Roast lamb is consistently voted Kiwi’s favourite dish.  In this case I have slow roasted a leg, but for a large crowd or for a big celebration I think this could easily be replaced with a spit roasted whole lamb.  The smokiness would add a hint of hangi flavour while the spit roast pulls in my Croatian heritage.

Slow Cooked Roast Lamb
1 onion
2- cloves garlic
1 bay leaf
Lamb leg approx. 2kg
3 cups beef stock

Peel and slice the onion and place on the bottom of a deep oven dish.  Peel the garlic and place on the onion along with the bay leaf.
Put the leg of lamb on top of the onions, then pour over the stock.
Cover in tin foil and roast in the oven for 5 hours at 135C.
Halfway check you still have sufficient liquid around the lamb.
After four hours remove the foil to allow the lamb to brown.
Once cooked allow the lamb to rest for 15 minutes before carving or more to the point shredding the meat which should just fall apart.  Mix the meat with remaining pan juices and cooked onion.

Parāoa Parai (Fry Bread)
A Fry Bread virgin (maker of not eater that is) I started asking around for the best recipe.  Nourish photographer Ashlee DeCaires recommended one she uses from Maimoa creative which is what I have based mine on.
Makes 20 pieces.

1 cup milk
¾ cup boiling water
1 tbsp Dried Active Yeast
1 tbsp Sugar
4-4 ½ cups High Grade Flour
1 ½ tsp Salt
Oil for frying.

Combine the boiling water and milk in a large bowl.  I did this in the bowl of my stand mixer.  Stir in the sugar and yeast and place in a warm spot for 10-15 minutes until yeast begins to foam.
Add 4 cups of flour and the salt. Fold together gently, being careful not to overmix. If too sticky add more flour.  Knead for 5-10 minutes, then leave (in the bowl), covered to until doubled in size.
Place the dough onto a lightly oiled bench.

TIP -oiling instead of flouring the surface makes for cleaner oil when frying.

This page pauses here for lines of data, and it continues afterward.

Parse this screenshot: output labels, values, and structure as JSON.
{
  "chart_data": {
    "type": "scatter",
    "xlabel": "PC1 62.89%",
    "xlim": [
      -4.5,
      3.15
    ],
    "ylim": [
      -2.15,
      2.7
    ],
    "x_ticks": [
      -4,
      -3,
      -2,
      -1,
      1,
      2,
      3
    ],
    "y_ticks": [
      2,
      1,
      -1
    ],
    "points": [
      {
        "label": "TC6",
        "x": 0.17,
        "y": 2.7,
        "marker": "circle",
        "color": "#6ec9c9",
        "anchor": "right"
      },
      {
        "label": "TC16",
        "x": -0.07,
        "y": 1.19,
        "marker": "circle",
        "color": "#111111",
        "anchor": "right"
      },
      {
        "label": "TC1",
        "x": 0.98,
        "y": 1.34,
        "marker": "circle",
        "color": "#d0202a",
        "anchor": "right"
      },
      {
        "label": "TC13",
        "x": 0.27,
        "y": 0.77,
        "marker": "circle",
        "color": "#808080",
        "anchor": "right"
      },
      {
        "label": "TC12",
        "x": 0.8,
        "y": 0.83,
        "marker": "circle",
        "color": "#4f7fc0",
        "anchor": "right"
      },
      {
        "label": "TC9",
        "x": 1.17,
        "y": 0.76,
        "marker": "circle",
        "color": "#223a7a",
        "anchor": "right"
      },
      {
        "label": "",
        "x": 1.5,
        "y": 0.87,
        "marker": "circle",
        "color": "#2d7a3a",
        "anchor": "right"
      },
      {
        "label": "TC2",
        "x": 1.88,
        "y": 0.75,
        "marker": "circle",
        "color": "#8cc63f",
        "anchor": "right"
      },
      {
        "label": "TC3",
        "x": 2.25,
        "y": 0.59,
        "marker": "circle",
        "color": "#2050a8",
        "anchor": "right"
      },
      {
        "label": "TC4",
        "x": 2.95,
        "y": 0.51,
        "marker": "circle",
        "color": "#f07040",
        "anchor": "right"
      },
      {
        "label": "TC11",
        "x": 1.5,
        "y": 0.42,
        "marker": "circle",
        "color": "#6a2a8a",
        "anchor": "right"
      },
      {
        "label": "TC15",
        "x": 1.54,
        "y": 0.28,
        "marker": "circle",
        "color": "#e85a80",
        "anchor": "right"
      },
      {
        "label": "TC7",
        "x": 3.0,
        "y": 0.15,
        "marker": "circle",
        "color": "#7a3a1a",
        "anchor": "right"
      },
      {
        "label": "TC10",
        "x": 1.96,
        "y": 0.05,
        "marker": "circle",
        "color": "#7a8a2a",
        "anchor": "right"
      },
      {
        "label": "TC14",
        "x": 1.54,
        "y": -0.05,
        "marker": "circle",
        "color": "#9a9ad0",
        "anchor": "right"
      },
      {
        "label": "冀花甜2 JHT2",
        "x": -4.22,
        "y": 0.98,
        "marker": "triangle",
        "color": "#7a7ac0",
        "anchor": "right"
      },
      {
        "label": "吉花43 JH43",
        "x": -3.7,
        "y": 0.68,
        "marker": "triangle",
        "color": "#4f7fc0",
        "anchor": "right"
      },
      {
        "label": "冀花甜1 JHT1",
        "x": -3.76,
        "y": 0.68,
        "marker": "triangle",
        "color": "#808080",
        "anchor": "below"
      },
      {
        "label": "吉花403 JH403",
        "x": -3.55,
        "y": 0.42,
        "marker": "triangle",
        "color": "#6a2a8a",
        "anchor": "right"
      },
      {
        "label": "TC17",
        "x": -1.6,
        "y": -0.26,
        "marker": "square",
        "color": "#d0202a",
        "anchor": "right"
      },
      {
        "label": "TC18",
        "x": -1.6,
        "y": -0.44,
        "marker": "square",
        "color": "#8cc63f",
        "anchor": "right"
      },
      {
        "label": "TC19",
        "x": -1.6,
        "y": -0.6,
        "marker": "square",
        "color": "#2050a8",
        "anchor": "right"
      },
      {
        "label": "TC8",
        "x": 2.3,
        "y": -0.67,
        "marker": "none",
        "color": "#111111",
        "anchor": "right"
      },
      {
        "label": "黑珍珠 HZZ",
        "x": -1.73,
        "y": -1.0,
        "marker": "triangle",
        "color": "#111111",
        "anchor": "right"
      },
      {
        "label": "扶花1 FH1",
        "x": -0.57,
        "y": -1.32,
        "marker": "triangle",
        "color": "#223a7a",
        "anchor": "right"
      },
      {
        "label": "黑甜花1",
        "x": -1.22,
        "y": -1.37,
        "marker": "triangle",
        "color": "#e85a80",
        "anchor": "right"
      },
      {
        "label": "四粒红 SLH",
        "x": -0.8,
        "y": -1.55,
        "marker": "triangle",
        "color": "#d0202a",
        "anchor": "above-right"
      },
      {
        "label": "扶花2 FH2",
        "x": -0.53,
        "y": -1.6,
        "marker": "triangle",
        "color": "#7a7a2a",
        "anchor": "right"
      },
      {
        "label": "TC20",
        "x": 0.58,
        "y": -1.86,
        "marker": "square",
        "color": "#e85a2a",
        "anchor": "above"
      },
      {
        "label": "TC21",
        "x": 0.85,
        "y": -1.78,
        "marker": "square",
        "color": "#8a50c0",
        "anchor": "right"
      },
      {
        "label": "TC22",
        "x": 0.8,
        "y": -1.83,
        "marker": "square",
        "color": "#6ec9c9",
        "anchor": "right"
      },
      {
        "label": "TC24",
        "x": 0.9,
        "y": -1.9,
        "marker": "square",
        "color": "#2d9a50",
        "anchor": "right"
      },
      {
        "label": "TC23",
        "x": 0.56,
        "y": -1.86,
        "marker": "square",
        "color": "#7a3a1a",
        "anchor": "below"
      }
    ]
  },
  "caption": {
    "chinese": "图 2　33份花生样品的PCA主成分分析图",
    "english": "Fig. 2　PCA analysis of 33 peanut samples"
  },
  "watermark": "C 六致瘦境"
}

Gently pat the dough out to a 2cm thick rectangle and cut into 6cmx6cm squares. Spread the pieces out on an oiled bench to allow or them to rise a little more, cover with a tea towel and leave for another 15-30 minutes.
Heat your oil to 175-180C.  If you don’t have a deep fryer, use a large, heavy bottomed pot with a thermometer.  Oil that is too cold will result in oily bread, too hot and it will burn the outside of the bread while the middle remains raw.
In batches (depending on the size of your deep fryer or pot) carefully places pieces of the dough into the oil and cook until golden brown.
Drain on a paper towel as you cook the rest.

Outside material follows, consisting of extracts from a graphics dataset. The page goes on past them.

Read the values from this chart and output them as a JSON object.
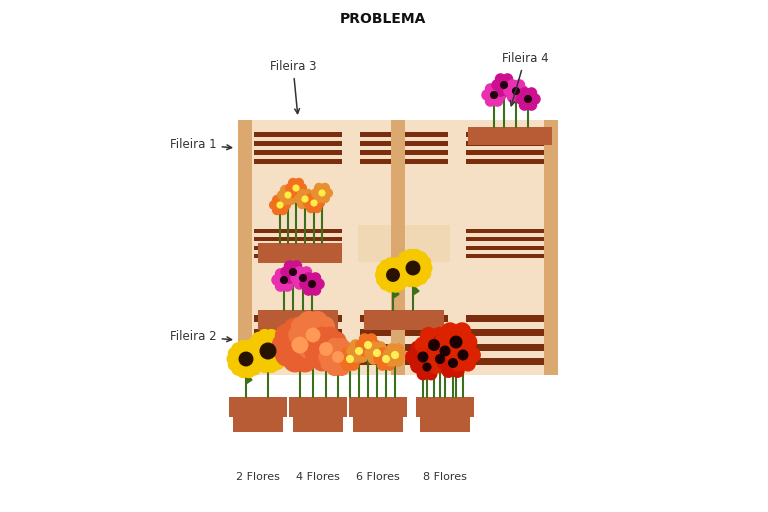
{
  "title": "PROBLEMA",
  "title_fontsize": 10,
  "title_fontweight": "bold",
  "bg_color": "#ffffff",
  "panel_bg_light": "#f5dfc5",
  "panel_bg_medium": "#eecfa8",
  "wood_color": "#edc48a",
  "slat_color": "#7a2e0e",
  "post_color": "#dba870",
  "pot_color": "#b85c35",
  "labels": {
    "fileira1": "Fileira 1",
    "fileira2": "Fileira 2",
    "fileira3": "Fileira 3",
    "fileira4": "Fileira 4"
  },
  "legend_labels": [
    "2 Flores",
    "4 Flores",
    "6 Flores",
    "8 Flores"
  ],
  "stem_color": "#3d6e1a",
  "sunflower_petal": "#f5c800",
  "sunflower_center": "#2a1200",
  "orange_flower": "#f07020",
  "orange_flower2": "#e89030",
  "pink_flower": "#e830b0",
  "magenta_flower": "#cc1090",
  "red_flower": "#cc1500",
  "red_flower2": "#dd2200"
}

Chilli, Lime, Mint Dressing
½ cup sweet chilli sauce
2 tbsp lime zest
½ cup lime juice
2 tbsp sesame oil
2tbsp fish sauce
½ cup avocado oil
lots and lots of chopped fresh mint (2+cups)

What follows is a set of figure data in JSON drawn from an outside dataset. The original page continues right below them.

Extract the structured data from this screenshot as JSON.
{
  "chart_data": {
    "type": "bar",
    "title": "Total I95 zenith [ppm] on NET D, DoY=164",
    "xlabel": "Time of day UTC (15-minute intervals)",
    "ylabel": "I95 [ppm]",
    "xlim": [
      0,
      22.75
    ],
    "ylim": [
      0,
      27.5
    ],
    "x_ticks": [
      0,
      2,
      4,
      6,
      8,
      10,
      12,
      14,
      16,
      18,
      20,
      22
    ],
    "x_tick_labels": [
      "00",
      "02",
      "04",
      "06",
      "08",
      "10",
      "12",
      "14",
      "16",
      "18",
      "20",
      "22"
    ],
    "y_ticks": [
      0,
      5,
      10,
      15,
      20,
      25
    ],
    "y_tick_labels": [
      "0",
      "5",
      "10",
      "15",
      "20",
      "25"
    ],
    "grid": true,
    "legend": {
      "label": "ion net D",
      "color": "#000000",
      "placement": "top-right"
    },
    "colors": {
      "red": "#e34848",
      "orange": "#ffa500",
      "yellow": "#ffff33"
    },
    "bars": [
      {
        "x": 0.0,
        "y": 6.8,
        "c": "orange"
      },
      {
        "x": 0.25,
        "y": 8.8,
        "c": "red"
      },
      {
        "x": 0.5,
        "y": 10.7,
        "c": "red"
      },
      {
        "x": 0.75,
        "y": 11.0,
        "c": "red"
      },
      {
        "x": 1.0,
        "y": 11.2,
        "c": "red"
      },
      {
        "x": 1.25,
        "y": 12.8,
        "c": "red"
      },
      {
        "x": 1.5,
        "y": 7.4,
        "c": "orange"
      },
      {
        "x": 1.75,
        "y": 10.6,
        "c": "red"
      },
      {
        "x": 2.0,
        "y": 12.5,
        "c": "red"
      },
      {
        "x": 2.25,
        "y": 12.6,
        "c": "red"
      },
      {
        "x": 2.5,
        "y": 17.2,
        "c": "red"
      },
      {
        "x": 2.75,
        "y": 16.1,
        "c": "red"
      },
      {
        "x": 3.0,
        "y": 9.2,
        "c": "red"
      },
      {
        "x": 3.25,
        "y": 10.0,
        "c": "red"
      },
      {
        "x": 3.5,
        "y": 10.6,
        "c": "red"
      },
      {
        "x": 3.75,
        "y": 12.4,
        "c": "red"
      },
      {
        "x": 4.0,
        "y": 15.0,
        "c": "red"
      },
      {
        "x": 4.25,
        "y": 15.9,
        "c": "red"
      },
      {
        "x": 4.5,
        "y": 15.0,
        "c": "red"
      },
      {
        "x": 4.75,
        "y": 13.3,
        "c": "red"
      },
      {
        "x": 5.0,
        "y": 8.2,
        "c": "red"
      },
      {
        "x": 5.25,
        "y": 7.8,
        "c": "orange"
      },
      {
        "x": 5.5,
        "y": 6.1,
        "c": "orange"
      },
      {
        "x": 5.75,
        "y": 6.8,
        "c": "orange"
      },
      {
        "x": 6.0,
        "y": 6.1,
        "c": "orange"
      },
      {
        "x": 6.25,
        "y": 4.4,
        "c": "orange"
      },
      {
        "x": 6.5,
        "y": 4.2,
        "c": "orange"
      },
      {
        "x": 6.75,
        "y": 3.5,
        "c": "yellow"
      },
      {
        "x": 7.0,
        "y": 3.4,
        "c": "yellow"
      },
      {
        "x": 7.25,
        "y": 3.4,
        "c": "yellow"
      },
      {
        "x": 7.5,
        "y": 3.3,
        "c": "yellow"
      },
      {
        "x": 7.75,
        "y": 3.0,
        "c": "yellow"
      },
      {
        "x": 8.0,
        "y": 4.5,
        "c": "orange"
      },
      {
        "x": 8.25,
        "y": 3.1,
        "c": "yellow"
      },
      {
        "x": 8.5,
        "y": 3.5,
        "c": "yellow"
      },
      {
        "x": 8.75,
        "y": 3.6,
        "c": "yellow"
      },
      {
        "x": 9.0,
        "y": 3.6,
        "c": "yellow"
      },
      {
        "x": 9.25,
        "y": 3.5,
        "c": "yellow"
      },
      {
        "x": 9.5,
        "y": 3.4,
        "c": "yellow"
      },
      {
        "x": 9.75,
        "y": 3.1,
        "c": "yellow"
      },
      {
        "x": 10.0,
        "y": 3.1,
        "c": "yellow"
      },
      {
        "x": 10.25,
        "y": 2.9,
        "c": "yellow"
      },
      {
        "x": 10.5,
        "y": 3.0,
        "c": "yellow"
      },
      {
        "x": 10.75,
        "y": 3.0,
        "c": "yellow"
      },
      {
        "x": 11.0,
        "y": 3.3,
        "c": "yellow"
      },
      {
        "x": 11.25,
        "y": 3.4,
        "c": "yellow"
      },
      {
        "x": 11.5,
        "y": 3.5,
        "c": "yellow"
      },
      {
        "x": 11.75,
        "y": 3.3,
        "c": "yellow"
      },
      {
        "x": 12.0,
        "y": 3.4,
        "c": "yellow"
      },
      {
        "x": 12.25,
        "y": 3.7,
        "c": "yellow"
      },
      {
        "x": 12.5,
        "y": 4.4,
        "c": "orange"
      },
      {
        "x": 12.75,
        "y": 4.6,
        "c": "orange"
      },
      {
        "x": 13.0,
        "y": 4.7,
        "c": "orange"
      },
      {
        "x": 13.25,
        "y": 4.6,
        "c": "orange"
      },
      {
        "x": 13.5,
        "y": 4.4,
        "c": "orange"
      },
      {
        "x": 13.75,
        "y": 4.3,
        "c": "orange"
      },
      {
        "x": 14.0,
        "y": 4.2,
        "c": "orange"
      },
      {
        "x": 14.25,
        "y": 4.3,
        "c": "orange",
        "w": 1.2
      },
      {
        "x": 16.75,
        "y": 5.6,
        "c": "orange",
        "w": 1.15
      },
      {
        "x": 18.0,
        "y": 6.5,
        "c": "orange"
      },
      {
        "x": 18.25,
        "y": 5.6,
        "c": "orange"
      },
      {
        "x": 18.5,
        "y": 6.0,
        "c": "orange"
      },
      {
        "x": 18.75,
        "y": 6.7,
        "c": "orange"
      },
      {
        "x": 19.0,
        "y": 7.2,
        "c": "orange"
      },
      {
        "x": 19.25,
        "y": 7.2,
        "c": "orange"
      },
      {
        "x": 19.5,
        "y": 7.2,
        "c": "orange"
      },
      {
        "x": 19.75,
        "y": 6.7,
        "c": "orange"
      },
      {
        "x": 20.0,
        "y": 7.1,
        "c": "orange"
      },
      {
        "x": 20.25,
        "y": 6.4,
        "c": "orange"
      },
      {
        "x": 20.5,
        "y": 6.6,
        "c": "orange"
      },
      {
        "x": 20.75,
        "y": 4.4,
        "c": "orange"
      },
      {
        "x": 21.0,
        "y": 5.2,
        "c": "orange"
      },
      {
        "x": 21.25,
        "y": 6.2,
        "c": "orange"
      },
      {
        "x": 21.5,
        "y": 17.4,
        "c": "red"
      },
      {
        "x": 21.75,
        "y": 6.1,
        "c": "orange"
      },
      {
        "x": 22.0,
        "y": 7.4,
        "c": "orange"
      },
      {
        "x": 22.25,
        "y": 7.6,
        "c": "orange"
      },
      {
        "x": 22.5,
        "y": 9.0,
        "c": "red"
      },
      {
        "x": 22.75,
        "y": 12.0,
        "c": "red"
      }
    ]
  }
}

Place all the ingredients in a jar and shake until well combined.  Taste and add more lime juice if needed.

To serve
Split the still warm fry bread in half, add in some watercress, top with warm roast lamb and then drizzle generously with the chilli, lime mint dressing.I laid everything out on the table for everyone to do their own and served these with some roast kumara wedges and roasted cabbage with a miso glaze.